Of the. Mike Angelucci, D-Marion, alleged that Lieberman had stated that "all Muslims are terrorists".
He said that it was a "hate speech".
"Muslims are not terrorists, Christians have killed people, it does not mean that Christians are terrorists, I'm a Christian, I'm a proud Christian, I'm not a terrorist." he declares.
"I am furious and I do not want to see her represent in the House the citizens of this great state," said Angelucci about Lieberman, who became the first state weapons sergeant. last year. S addressing West Virginia Public Broadcasting, Lieberman denied making this comment. By the end of the day, she had resigned "with immediate effect," officials said.
Indignation continued on the floor of the house, where Democrat Del.
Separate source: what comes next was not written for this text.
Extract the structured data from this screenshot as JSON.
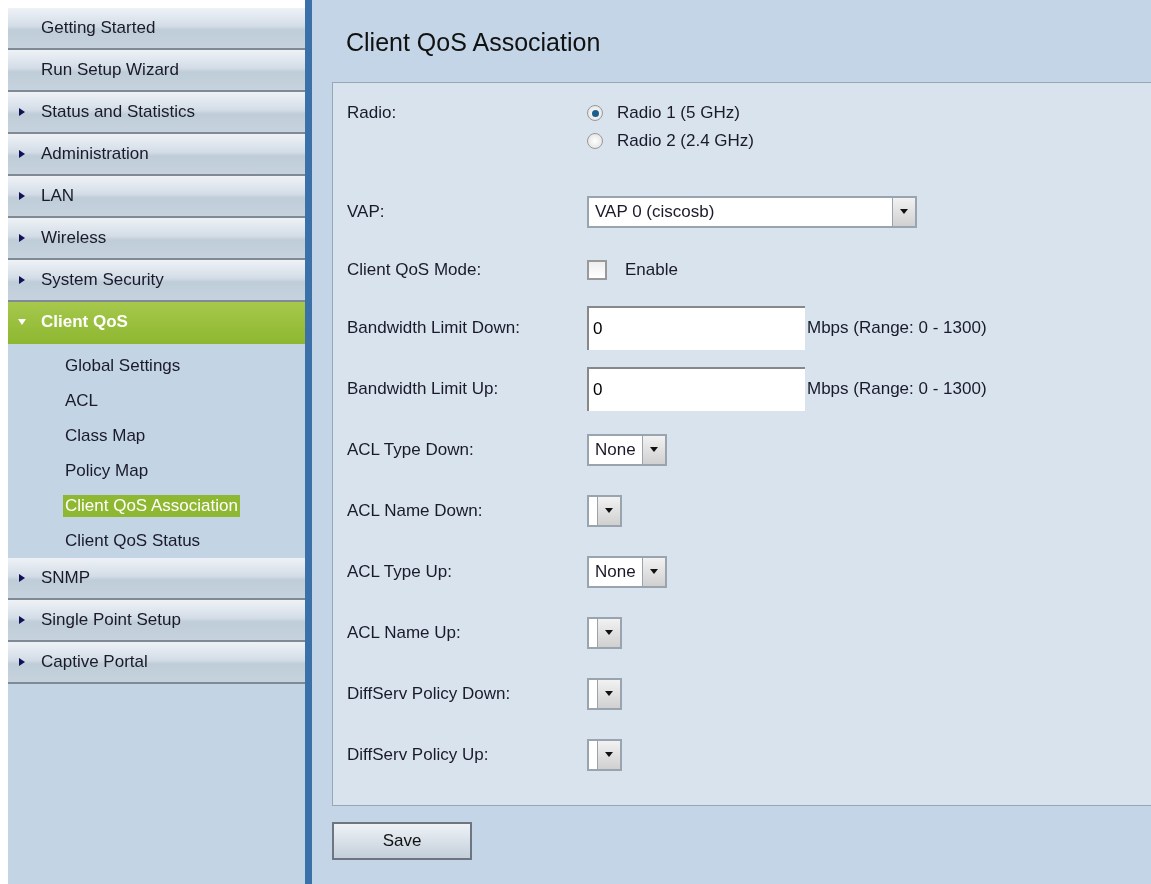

Mike Pushkin targeted the display.
"It's ugly, it's hateful and there is absolutely no room for that in American politics," said Pushkin, according to WVNews. "Not in the country I love, not in the state that I love, we all give up our time during this time of the year to come here and serve our constituents because that we love this state.Well, I love everyone in the state no matter what they look like, who they pray to, who they like, I'm tired, it disgusts me. "
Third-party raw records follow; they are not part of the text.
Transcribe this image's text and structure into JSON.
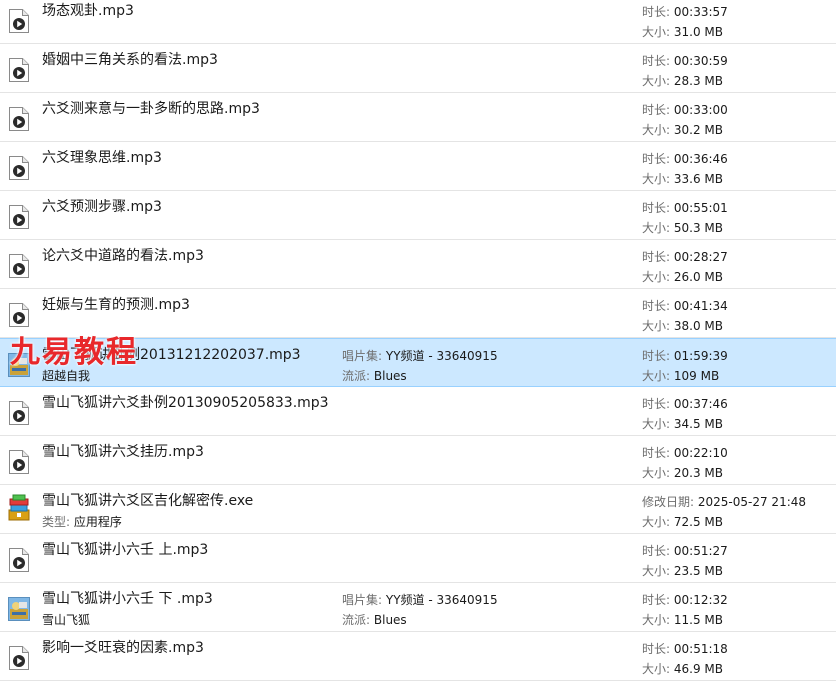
{
  "labels": {
    "duration": "时长:",
    "size": "大小:",
    "album": "唱片集:",
    "genre": "流派:",
    "type": "类型:",
    "modified": "修改日期:"
  },
  "watermark": "九易教程",
  "colors": {
    "selected_bg": "#cce8ff",
    "watermark": "#e8282b"
  },
  "files": [
    {
      "name": "场态观卦.mp3",
      "icon": "audio-file-icon",
      "duration": "00:33:57",
      "size": "31.0 MB"
    },
    {
      "name": "婚姻中三角关系的看法.mp3",
      "icon": "audio-file-icon",
      "duration": "00:30:59",
      "size": "28.3 MB"
    },
    {
      "name": "六爻测来意与一卦多断的思路.mp3",
      "icon": "audio-file-icon",
      "duration": "00:33:00",
      "size": "30.2 MB"
    },
    {
      "name": "六爻理象思维.mp3",
      "icon": "audio-file-icon",
      "duration": "00:36:46",
      "size": "33.6 MB"
    },
    {
      "name": "六爻预测步骤.mp3",
      "icon": "audio-file-icon",
      "duration": "00:55:01",
      "size": "50.3 MB"
    },
    {
      "name": "论六爻中道路的看法.mp3",
      "icon": "audio-file-icon",
      "duration": "00:28:27",
      "size": "26.0 MB"
    },
    {
      "name": "妊娠与生育的预测.mp3",
      "icon": "audio-file-icon",
      "duration": "00:41:34",
      "size": "38.0 MB"
    },
    {
      "name": "雪山飞狐讲卦例20131212202037.mp3",
      "icon": "album-art-icon",
      "artist": "超越自我",
      "album": "YY频道 - 33640915",
      "genre": "Blues",
      "duration": "01:59:39",
      "size": "109 MB",
      "selected": true
    },
    {
      "name": "雪山飞狐讲六爻卦例20130905205833.mp3",
      "icon": "audio-file-icon",
      "duration": "00:37:46",
      "size": "34.5 MB"
    },
    {
      "name": "雪山飞狐讲六爻挂历.mp3",
      "icon": "audio-file-icon",
      "duration": "00:22:10",
      "size": "20.3 MB"
    },
    {
      "name": "雪山飞狐讲六爻区吉化解密传.exe",
      "icon": "application-icon",
      "type": "应用程序",
      "modified": "2025-05-27 21:48",
      "size": "72.5 MB"
    },
    {
      "name": "雪山飞狐讲小六壬 上.mp3",
      "icon": "audio-file-icon",
      "duration": "00:51:27",
      "size": "23.5 MB"
    },
    {
      "name": "雪山飞狐讲小六壬 下 .mp3",
      "icon": "album-art-icon",
      "artist": "雪山飞狐",
      "album": "YY频道 - 33640915",
      "genre": "Blues",
      "duration": "00:12:32",
      "size": "11.5 MB"
    },
    {
      "name": "影响一爻旺衰的因素.mp3",
      "icon": "audio-file-icon",
      "duration": "00:51:18",
      "size": "46.9 MB"
    }
  ]
}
Pushkin, who is Jewish, added, "I am proud to live in a country in which someone can enter this country with absolutely nothing and end up in the corridors of Congress representing the state of Minnesota. "
House Speaker Roger Hanshaw issued a statement saying his office was investigating what had happened.
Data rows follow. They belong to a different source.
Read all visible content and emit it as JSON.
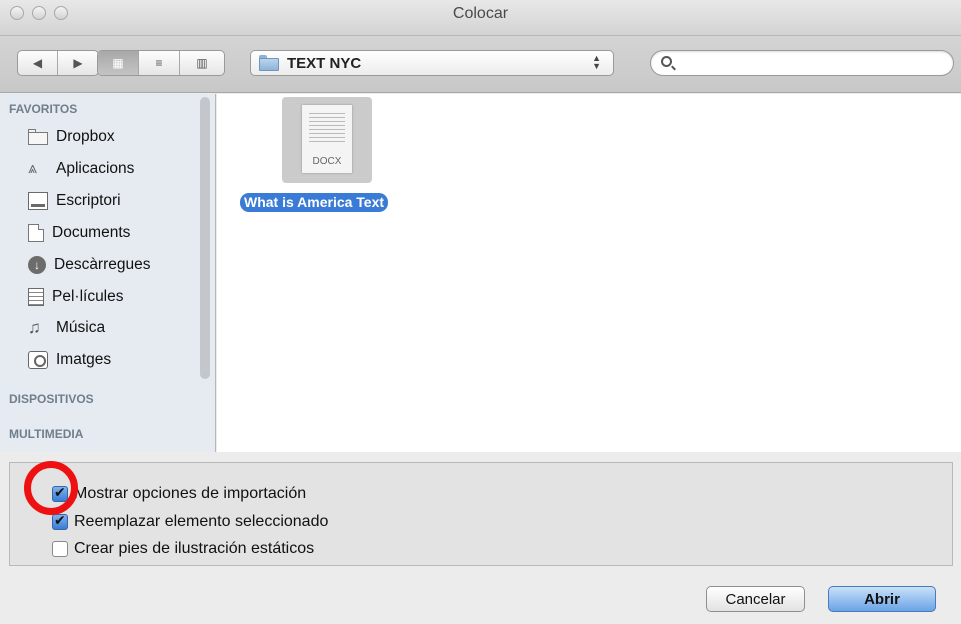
{
  "window": {
    "title": "Colocar"
  },
  "toolbar": {
    "back_icon": "◀",
    "forward_icon": "▶",
    "view_icon_grid": "▦",
    "view_icon_list": "≡",
    "view_icon_columns": "▥",
    "path_label": "TEXT NYC",
    "search_placeholder": ""
  },
  "sidebar": {
    "favorites_label": "FAVORITOS",
    "items": [
      {
        "label": "Dropbox",
        "icon": "folder-icon"
      },
      {
        "label": "Aplicacions",
        "icon": "applications-icon"
      },
      {
        "label": "Escriptori",
        "icon": "desktop-icon"
      },
      {
        "label": "Documents",
        "icon": "documents-icon"
      },
      {
        "label": "Descàrregues",
        "icon": "downloads-icon"
      },
      {
        "label": "Pel·lícules",
        "icon": "movies-icon"
      },
      {
        "label": "Música",
        "icon": "music-icon"
      },
      {
        "label": "Imatges",
        "icon": "pictures-icon"
      }
    ],
    "devices_label": "DISPOSITIVOS",
    "media_label": "MULTIMEDIA"
  },
  "files": [
    {
      "name": "What is America Text",
      "type": "DOCX",
      "selected": true
    }
  ],
  "options": [
    {
      "label": "Mostrar opciones de importación",
      "checked": true
    },
    {
      "label": "Reemplazar elemento seleccionado",
      "checked": true
    },
    {
      "label": "Crear pies de ilustración estáticos",
      "checked": false
    }
  ],
  "buttons": {
    "cancel": "Cancelar",
    "open": "Abrir"
  },
  "colors": {
    "accent": "#3a7bd5",
    "annotation": "#ee1111"
  }
}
"At the beginning of today 's meeting, we had a series of incidents in our assembly and outside of it, which absolutely do not reflect the character and nature of the meeting. the courtesy that the officials of this state demand from their officials, the leadership of the House of Delegates is currently working to investigate these incidents in order to learn first-hand the factual basis of what has happened and to respond to them with appropriate measures. ", the statement said.
"The House of Delegates of West Virginia has flatly rejected hate in all its forms."
The House is made up of 59 Republicans and 41 Democrats.
Hanshaw said in a subsequent speech that an unidentified staff member had been injured during the clashes, without giving further details. "I'm fighting flat out with what you have to say," he said. "We have allowed politics at the national level to become a cancer in our state .. to invade our room in a way that makes me ashamed."
"We can do better," he added.
A spokesman for Omar did not respond to a request for comment.
Another Republican representative, Eric Porterfield, was called on to resign last month after calling LGBTQ groups "the closest thing to political terrorism in America" and "a modern version of the Ku Klux Klan".
"Let me be very clear with my statement," Porterfield told NBC News. "The LGBTQ – not the homosexuals – are the modern version of the Ku Klux Klan."